The study, funded by Cancer Research UK, also found that the levels of cancer-causing compound acrylamide were far lower in the bodies of e-cigarette users.

It recommended that to be safe it is necessary for smokers to switch over completely to e-cigarettes and not combine them with tobacco.

Mr Hembrow added: "Nine times out of 10 people who come in either have smoked in the past or are actively trying to give up smoking.

"I've been working in this shop for the better part of 18 months and it has got bigger since then. In terms of actual sales, it just won't stop."

Dan Greenall, who runs the Oxford Vapours chain in Headington, Witney and Abingdon, said he only felt comfortable selling e-cigarette paraphernalia to current smokers.

He said: "If someone who doesn't smoke asks for a vape I don't want to take their money. Vaping is not healthy, it's just healthier."

E-cigarettes and vaporisers are battery-operated devices that turn liquid nicotine into a vapour inhaled by users, and do not contain carbon monoxide or tar.
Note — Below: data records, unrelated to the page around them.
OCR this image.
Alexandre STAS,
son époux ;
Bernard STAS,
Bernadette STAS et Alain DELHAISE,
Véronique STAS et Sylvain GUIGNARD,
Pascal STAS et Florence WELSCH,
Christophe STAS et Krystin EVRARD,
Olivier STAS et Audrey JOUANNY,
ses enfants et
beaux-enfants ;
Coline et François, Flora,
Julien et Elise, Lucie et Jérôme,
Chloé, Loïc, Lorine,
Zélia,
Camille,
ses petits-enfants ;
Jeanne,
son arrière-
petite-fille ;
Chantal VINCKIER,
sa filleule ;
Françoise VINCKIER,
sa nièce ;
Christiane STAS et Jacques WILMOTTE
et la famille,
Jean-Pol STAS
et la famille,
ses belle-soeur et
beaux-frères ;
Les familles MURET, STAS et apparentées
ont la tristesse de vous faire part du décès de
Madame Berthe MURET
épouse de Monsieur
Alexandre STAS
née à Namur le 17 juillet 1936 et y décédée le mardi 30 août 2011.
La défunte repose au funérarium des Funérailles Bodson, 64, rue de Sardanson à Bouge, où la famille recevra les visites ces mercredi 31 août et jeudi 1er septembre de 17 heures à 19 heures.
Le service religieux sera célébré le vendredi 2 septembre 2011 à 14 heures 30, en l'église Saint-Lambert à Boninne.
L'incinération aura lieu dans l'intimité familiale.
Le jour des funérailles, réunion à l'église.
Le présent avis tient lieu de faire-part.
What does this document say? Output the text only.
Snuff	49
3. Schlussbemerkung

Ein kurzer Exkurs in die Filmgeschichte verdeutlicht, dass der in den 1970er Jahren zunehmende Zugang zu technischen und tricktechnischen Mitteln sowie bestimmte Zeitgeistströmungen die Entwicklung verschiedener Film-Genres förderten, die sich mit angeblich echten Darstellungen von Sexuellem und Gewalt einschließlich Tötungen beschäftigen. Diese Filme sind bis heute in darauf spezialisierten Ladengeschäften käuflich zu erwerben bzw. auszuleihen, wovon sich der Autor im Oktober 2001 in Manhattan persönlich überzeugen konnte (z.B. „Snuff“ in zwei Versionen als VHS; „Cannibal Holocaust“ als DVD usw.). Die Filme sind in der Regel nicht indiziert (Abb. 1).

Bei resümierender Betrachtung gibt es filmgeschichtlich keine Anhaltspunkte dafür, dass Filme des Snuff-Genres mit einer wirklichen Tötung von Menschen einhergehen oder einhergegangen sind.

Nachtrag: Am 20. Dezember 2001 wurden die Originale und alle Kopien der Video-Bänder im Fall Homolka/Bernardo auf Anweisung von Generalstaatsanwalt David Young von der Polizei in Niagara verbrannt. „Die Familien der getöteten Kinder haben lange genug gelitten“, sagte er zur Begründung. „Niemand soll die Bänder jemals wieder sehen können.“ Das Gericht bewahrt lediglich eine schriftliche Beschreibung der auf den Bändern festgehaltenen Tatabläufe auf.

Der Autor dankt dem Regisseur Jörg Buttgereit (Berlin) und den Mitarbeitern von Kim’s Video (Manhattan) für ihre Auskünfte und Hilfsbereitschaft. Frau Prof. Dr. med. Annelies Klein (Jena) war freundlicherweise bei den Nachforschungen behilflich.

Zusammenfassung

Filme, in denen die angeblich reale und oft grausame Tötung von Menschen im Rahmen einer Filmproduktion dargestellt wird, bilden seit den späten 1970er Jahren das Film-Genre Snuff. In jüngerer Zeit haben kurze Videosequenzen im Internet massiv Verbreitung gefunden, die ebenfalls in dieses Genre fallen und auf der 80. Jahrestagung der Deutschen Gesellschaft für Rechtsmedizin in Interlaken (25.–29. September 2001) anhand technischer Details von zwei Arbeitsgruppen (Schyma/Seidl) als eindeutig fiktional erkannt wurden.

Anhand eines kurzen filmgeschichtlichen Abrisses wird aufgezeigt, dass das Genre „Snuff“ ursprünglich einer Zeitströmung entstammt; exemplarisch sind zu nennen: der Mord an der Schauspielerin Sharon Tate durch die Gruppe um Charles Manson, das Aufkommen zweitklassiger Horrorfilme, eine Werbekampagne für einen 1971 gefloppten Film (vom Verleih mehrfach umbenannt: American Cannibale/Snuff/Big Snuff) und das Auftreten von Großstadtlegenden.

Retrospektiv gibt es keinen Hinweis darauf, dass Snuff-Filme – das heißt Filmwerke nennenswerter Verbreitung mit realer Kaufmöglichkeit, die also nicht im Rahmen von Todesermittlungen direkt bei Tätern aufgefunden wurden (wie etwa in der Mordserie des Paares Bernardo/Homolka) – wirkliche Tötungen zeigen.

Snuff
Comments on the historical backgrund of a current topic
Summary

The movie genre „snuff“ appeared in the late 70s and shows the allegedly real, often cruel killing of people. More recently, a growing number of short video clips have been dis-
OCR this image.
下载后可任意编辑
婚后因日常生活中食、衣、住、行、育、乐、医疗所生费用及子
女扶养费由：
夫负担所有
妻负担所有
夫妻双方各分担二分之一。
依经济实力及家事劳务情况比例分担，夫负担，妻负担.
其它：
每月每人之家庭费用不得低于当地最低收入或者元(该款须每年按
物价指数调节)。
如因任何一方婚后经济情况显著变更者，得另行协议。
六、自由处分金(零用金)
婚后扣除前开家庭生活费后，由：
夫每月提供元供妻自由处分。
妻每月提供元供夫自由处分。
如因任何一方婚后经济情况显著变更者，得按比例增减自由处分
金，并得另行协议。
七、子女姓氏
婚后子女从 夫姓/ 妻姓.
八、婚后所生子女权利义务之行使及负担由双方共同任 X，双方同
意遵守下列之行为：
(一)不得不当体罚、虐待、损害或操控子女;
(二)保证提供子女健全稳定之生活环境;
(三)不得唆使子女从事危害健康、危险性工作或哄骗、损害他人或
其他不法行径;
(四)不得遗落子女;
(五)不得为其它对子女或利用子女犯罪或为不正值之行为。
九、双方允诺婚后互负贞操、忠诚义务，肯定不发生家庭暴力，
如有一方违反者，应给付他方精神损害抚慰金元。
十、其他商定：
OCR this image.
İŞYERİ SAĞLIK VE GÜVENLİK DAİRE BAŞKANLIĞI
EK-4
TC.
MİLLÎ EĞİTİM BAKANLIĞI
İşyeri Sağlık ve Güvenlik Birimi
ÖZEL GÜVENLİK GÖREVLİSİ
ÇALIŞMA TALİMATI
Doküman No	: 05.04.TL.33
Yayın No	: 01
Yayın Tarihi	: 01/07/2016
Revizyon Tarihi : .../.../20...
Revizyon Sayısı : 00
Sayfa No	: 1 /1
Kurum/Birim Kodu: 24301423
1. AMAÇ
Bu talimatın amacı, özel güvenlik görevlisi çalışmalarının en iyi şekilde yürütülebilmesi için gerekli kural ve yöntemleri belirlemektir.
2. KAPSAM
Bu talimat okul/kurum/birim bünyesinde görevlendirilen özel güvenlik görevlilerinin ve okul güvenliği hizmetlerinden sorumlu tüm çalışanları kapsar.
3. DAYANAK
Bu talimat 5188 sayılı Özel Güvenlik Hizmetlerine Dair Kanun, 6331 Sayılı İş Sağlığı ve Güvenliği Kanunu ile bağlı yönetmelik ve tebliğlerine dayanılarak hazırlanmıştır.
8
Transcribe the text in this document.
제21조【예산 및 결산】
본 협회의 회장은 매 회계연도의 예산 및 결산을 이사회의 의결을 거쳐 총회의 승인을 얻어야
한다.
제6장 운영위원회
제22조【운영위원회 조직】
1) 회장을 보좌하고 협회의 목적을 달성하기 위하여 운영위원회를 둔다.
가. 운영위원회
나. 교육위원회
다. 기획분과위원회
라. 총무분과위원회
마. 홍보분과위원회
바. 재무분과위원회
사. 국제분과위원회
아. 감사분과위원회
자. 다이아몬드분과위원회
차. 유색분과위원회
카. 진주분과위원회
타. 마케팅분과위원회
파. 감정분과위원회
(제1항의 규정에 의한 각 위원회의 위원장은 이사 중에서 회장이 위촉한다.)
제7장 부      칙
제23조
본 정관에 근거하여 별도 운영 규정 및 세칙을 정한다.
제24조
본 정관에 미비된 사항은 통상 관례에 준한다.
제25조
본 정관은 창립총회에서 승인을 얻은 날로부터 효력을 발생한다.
About 2.8m people in the UK use e-cigarettes compared to 10m still using traditional tobacco.

Jamie Hartmann-Boyce, a senior health behaviours researcher at Oxford University, said: "We still need more studies on the long term safety of electronic cigarettes.

"But this study adds to the growing body of evidence suggesting electronic cigarettes are considerably safer than smoking regular cigarettes.

"Cigarettes are uniquely deadly and smokers who switch to electronic cigarettes or long-term use of NRT should remember that the harm from cigarettes comes from the tar, and not the nicotine."